This chapter is for contributors and maintainers.

Caddy Reverse Proxy

Caddy is the edge proxy and security gateway for the NeuralDrive appliance. It handles TLS termination, URL routing, and authentication for API endpoints.

The Caddyfile

The routing logic is defined in /etc/neuraldrive/Caddyfile. This file is loaded by the neuraldrive-caddy.service.

Key Routing Rules

NeuralDrive uses two separate server blocks — one for the web dashboard and one for the API gateway:

:443 {
    # TLS termination for the Web UI
    tls /etc/neuraldrive/tls/server.crt /etc/neuraldrive/tls/server.key

    # All requests proxy to Open WebUI
    reverse_proxy localhost:3000
}

:8443 {
    # TLS termination for the API gateway
    tls /etc/neuraldrive/tls/server.crt /etc/neuraldrive/tls/server.key

    # Ollama Inference API (/v1/* and /api/*)
    # Requires Bearer token matching NEURALDRIVE_API_KEY
    @api_authenticated {
        path /v1/* /api/*
        header Authorization "Bearer {env.NEURALDRIVE_API_KEY}"
    }
    handle @api_authenticated {
        reverse_proxy localhost:11434
    }
    # Unauthenticated API requests get 401
    handle @api_routes {
        respond 401
    }

    # GPU Monitoring
    handle /monitor/* {
        reverse_proxy localhost:1312
    }

    # System Management API
    handle /system/* {
        reverse_proxy localhost:3001
    }

    # Health Check (public)
    handle /health {
        respond "OK" 200
    }
}

The dual-port architecture keeps the user-facing web UI separate from the machine-to-machine API gateway, allowing each to be managed independently.

Security Features

TLS Management

Caddy uses the certificates generated by neuraldrive-certs.service. By default, these are self-signed RSA 4096-bit certificates. Caddy is configured to only allow modern TLS protocols (1.2 and 1.3).

API Authentication

For requests to /v1/* and /api/*, Caddy can be configured to enforce Bearer token authentication. The valid API key is sourced from the NEURALDRIVE_API_KEY environment variable, which is populated from /etc/neuraldrive/caddy.env.

Capabilities

The neuraldrive-caddy.service uses AmbientCapabilities=CAP_NET_BIND_SERVICE. This allows the non-root neuraldrive-caddy user to bind to privileged ports like 443.

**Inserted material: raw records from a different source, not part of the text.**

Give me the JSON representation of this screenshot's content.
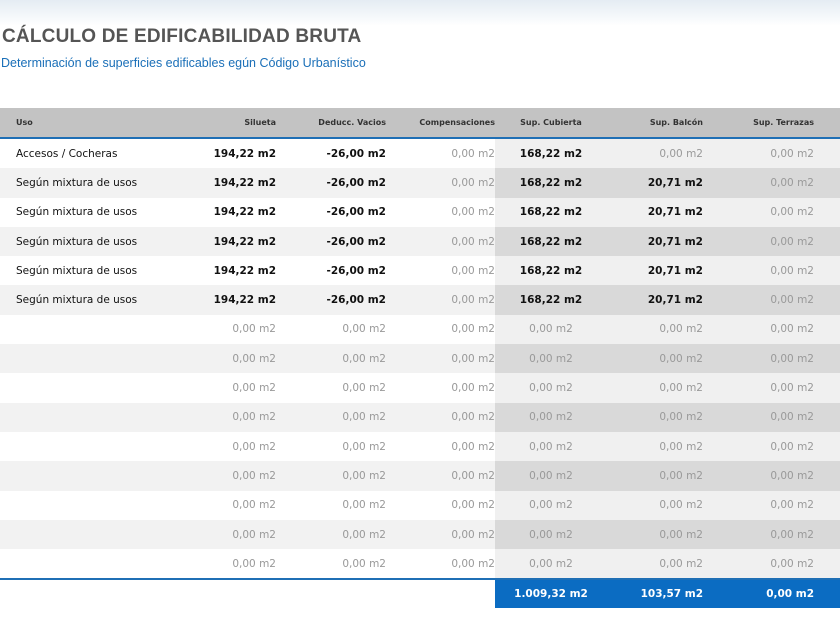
{
  "header": {
    "title": "CÁLCULO DE EDIFICABILIDAD BRUTA",
    "subtitle": "Determinación de superficies edificables egún Código Urbanístico"
  },
  "colors": {
    "accent": "#0b6cc2",
    "header_bg": "#c3c3c3",
    "title": "#555555",
    "subtitle": "#1a6fb8"
  },
  "table": {
    "columns": [
      "Uso",
      "Silueta",
      "Deducc. Vacios",
      "Compensaciones",
      "Sup. Cubierta",
      "Sup. Balcón",
      "Sup. Terrazas"
    ],
    "rows": [
      [
        "Accesos / Cocheras",
        "194,22 m2",
        "-26,00 m2",
        "0,00 m2",
        "168,22 m2",
        "0,00 m2",
        "0,00 m2"
      ],
      [
        "Según mixtura de usos",
        "194,22 m2",
        "-26,00 m2",
        "0,00 m2",
        "168,22 m2",
        "20,71 m2",
        "0,00 m2"
      ],
      [
        "Según mixtura de usos",
        "194,22 m2",
        "-26,00 m2",
        "0,00 m2",
        "168,22 m2",
        "20,71 m2",
        "0,00 m2"
      ],
      [
        "Según mixtura de usos",
        "194,22 m2",
        "-26,00 m2",
        "0,00 m2",
        "168,22 m2",
        "20,71 m2",
        "0,00 m2"
      ],
      [
        "Según mixtura de usos",
        "194,22 m2",
        "-26,00 m2",
        "0,00 m2",
        "168,22 m2",
        "20,71 m2",
        "0,00 m2"
      ],
      [
        "Según mixtura de usos",
        "194,22 m2",
        "-26,00 m2",
        "0,00 m2",
        "168,22 m2",
        "20,71 m2",
        "0,00 m2"
      ],
      [
        "",
        "0,00 m2",
        "0,00 m2",
        "0,00 m2",
        "0,00 m2",
        "0,00 m2",
        "0,00 m2"
      ],
      [
        "",
        "0,00 m2",
        "0,00 m2",
        "0,00 m2",
        "0,00 m2",
        "0,00 m2",
        "0,00 m2"
      ],
      [
        "",
        "0,00 m2",
        "0,00 m2",
        "0,00 m2",
        "0,00 m2",
        "0,00 m2",
        "0,00 m2"
      ],
      [
        "",
        "0,00 m2",
        "0,00 m2",
        "0,00 m2",
        "0,00 m2",
        "0,00 m2",
        "0,00 m2"
      ],
      [
        "",
        "0,00 m2",
        "0,00 m2",
        "0,00 m2",
        "0,00 m2",
        "0,00 m2",
        "0,00 m2"
      ],
      [
        "",
        "0,00 m2",
        "0,00 m2",
        "0,00 m2",
        "0,00 m2",
        "0,00 m2",
        "0,00 m2"
      ],
      [
        "",
        "0,00 m2",
        "0,00 m2",
        "0,00 m2",
        "0,00 m2",
        "0,00 m2",
        "0,00 m2"
      ],
      [
        "",
        "0,00 m2",
        "0,00 m2",
        "0,00 m2",
        "0,00 m2",
        "0,00 m2",
        "0,00 m2"
      ],
      [
        "",
        "0,00 m2",
        "0,00 m2",
        "0,00 m2",
        "0,00 m2",
        "0,00 m2",
        "0,00 m2"
      ]
    ],
    "totals": {
      "cubierta": "1.009,32 m2",
      "balcon": "103,57 m2",
      "terrazas": "0,00 m2"
    }
  }
}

Environment Variables (caddy.env)

  • NEURALDRIVE_API_KEY: The master 32-character key for the appliance.
  • DOMAIN_NAME: (Optional) Used for ACME/Let's Encrypt integration if the user provides a public domain.

Customizing Routes

To add a new service to the NeuralDrive stack:

  1. Assign it a local port (e.g., 8080).
  2. Add a handle_path block to the Caddyfile.
  3. Re-build the image or restart the neuraldrive-caddy service.

Tip: Use caddy validate --config /etc/neuraldrive/Caddyfile to check for syntax errors before restarting the service.